Fine-tuned query spell correction without model training?

— Typo corrected results —

If you’re using vector search, you already get some form of spell tolerance. You will enjoy results even with a query written phonetically.

(If you’re not using vector search, well, you should!)

— Generic typo corrected query —

But sometimes, you’d rater let the user choose his preferred typo correction inside a list, before starting the search.
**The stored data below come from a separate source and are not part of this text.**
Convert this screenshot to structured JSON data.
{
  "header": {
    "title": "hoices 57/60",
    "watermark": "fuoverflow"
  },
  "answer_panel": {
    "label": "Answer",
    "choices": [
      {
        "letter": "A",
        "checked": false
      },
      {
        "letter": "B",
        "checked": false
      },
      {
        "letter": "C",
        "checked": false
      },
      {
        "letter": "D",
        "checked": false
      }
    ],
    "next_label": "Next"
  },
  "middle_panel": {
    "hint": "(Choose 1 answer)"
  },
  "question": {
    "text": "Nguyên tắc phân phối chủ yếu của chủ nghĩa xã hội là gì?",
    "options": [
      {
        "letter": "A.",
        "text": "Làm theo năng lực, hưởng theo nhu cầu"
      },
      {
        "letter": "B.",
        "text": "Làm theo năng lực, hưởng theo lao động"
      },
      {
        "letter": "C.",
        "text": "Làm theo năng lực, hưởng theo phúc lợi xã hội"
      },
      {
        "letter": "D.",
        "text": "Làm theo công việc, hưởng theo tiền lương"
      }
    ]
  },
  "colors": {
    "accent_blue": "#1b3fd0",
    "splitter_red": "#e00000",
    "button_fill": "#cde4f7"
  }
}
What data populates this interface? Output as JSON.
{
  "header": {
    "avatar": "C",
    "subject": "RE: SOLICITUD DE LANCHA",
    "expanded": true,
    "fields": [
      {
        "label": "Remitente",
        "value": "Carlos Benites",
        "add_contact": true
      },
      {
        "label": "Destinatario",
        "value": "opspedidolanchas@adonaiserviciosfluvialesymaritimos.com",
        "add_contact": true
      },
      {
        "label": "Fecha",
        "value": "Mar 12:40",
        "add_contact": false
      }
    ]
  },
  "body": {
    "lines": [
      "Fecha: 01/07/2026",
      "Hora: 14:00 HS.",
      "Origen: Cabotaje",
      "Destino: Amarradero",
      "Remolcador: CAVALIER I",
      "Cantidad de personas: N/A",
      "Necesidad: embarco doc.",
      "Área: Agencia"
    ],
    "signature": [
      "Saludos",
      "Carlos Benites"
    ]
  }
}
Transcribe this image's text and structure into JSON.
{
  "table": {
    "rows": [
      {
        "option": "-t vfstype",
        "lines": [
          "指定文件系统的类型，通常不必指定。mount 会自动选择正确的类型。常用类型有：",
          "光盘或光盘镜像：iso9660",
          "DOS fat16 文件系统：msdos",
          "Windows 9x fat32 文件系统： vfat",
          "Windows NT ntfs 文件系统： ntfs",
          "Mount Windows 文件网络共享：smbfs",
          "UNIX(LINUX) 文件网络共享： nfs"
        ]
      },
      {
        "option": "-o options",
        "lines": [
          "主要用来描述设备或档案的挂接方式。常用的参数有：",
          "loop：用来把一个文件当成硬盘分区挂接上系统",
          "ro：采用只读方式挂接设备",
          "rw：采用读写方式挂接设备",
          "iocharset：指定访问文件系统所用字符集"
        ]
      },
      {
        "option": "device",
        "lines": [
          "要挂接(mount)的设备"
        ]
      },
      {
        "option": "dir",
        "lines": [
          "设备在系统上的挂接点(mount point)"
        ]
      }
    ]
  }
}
This is really easy nowadays.

Here are the manual steps:
– Open your GPT3.5/GPT4/ChatGPT sandbox
– Prompt the AI with a proper sentence to fix your query. Something like:

Fix the typo on the following query:
A: plise fixe the tippo
Answers:
A: Please fix the typo

That’s it. But of course, you want to automate corrections in your search, and it remains quite easy.
You just have to call the OpenAI API from your autocomplete Ajax code, and display corrections in a list.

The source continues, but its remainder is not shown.